– Kathy Bullock

This week’s word of the day has exposed how behind schedule I am with my alleged twice-weekly blog posts. I’d appreciate it if someone would hit the pause button on life, so my yen for blogging can be satisfied.

Do I get an award for three week’s worth of words of the day in two sentences?

This week our grammarian proposed “exposed” as the word of the day, to match the meeting theme, which was about how showing one’s vulnerability is a strength for leaders, in spite of it typically being seen as a weakness.
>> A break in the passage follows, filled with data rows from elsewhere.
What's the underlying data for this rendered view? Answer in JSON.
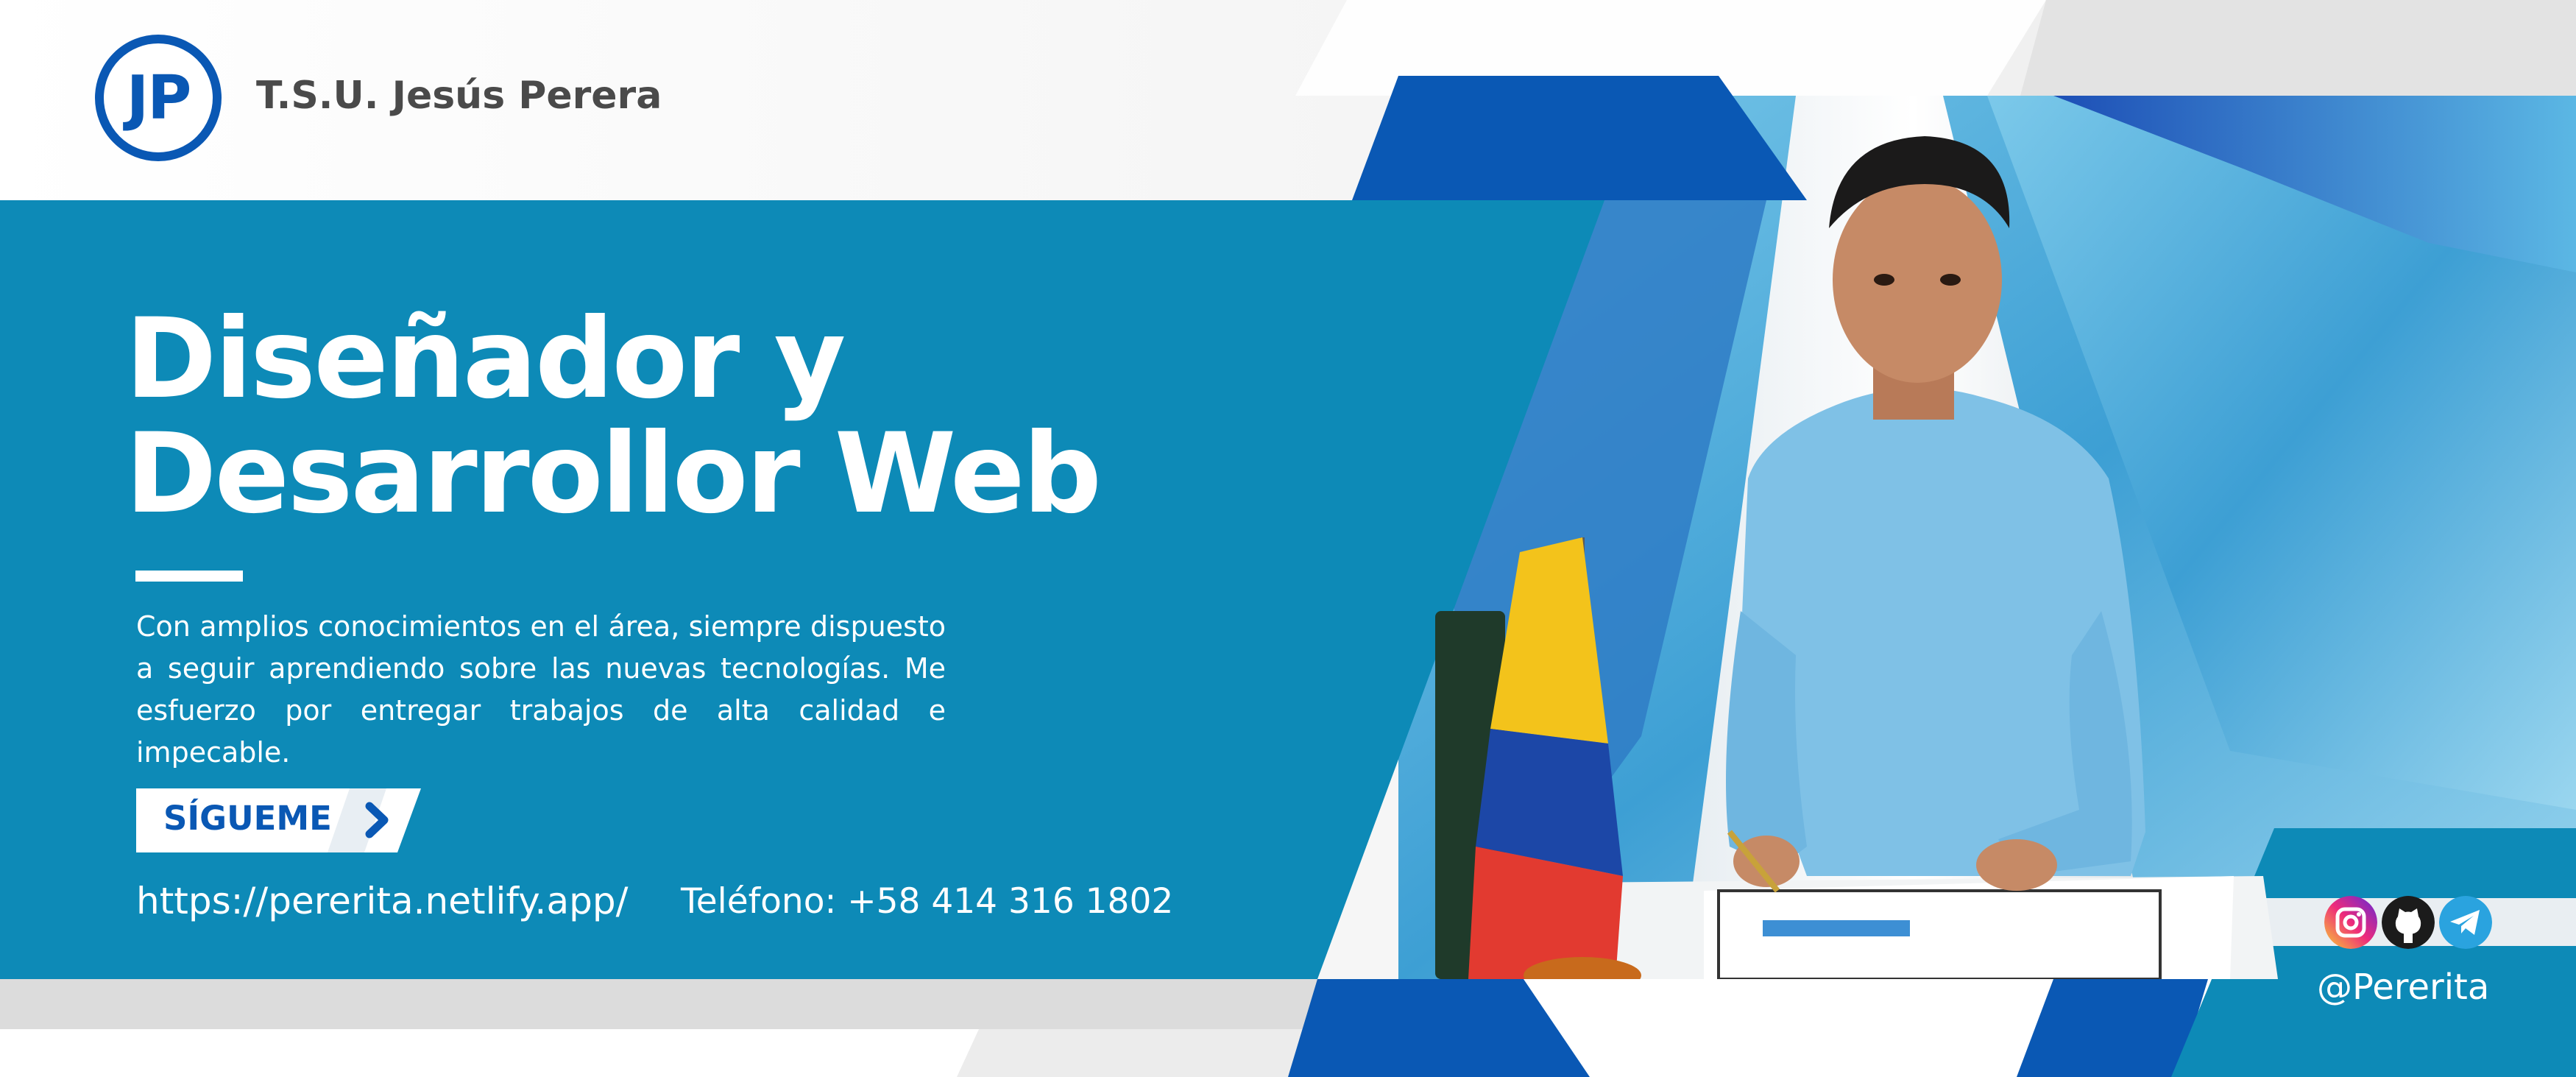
{
  "brand": {
    "logo_text": "JP",
    "name": "T.S.U. Jesús Perera"
  },
  "hero": {
    "headline_line1": "Diseñador y",
    "headline_line2": "Desarrollor Web",
    "description": "Con amplios conocimientos en el área, siempre dispuesto a seguir aprendiendo sobre las nuevas tecnologías. Me esfuerzo por entregar trabajos de alta calidad e impecable."
  },
  "actions": {
    "follow_label": "SÍGUEME"
  },
  "contact": {
    "url": "https://pererita.netlify.app/",
    "phone": "Teléfono: +58 414 316 1802"
  },
  "social": {
    "icons": [
      "instagram-icon",
      "github-icon",
      "telegram-icon"
    ],
    "handle": "@Pererita"
  },
  "colors": {
    "primary_teal": "#0d8ab7",
    "brand_blue": "#0a58b4",
    "light_gray": "#f6f6f6",
    "text_gray": "#4a4a4a"
  }
}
This idea reminded me of one of my favourite stories about a famous Muslim scholar named Malik ibn Anas, known as Imam Malik. He was born in Medina, now in Saudi Arabia, in 711, and passed away in 795. Imam Malik founded a school of law whose rulings became widespread throughout North Africa, Al-Andalus (Muslim Spain), Egypt, and parts of Syria, Yemen, Sudan, and Iraq. The school of law takes his name, Maliki law, and is still in use today.

The story goes like this: Once a man travelled a long distance to ask Imam Malik some questions. More specifically, he asked Imam Malik forty questions. Imam Malik answered four of these questions. And what about the other 36? To these he replied, “I don’t know.”
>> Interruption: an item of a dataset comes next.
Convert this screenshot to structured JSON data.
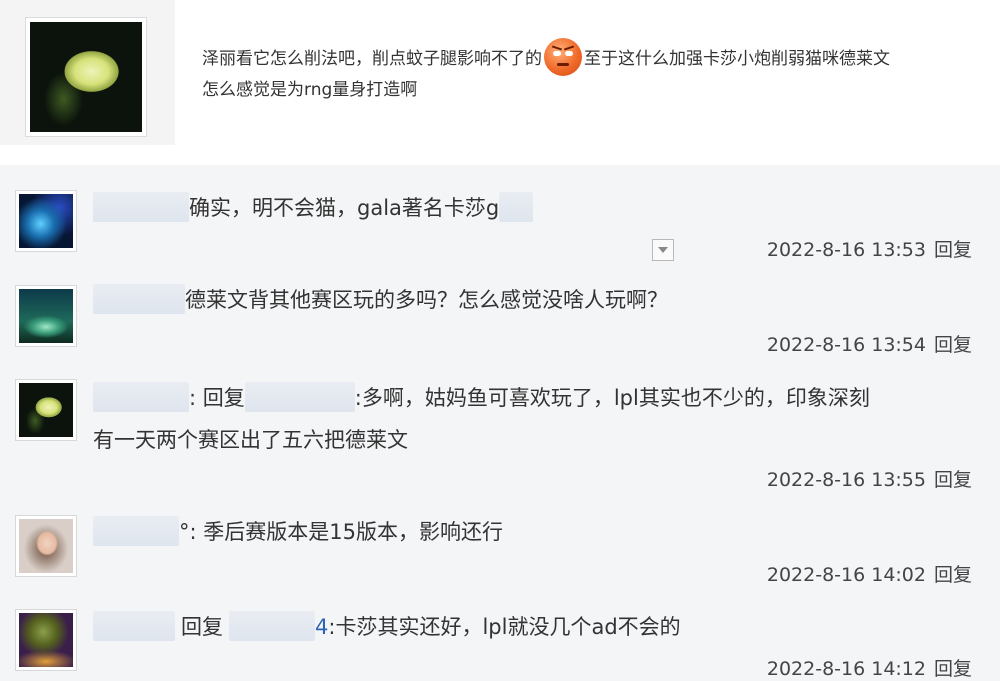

The man was taken aback, ““What should I tell people about these 36 questions for which you said, ‘I don’t know’?” Imam Malik replied that the man should tell the people that Malik says: “I don’t know,” “I don’t know,” “I don’t know.”

I wonder if Imam Malik said that with a straight face. The latent comedy hides the wisdom of not being afraid to be vulnerable, or exposed, in public. The insight is that only an arrogant person, or one lacking self-esteem, will claim to know everything. Not things we seek, nor need, from a leader.

Imam Malik used to say, “It is from the insight of a man of knowledge that he says: ‘I don’t know’.”

How would a Toastmaster feel about answering “I don’t know” to a series of questions posed by the audience? Stupid, embarrassed, undermining my authority or status – these come to mind. But wise?

Considering that a scholar, who lived as long ago as did Imam Malik, was teaching and demonstrating to his followers that it was part of wisdom to say, “I don’t know,” considering his stature as legal thinker, considering his leadership in the Muslim community, we can appreciate that the issue of vulnerability and leadership is connected to a problem endemic to human nature.

Saying “I don’t know,” showing vulnerability, exposing our lack of understanding – this takes courage.

For that, we all yen for, and I wish us all good luck.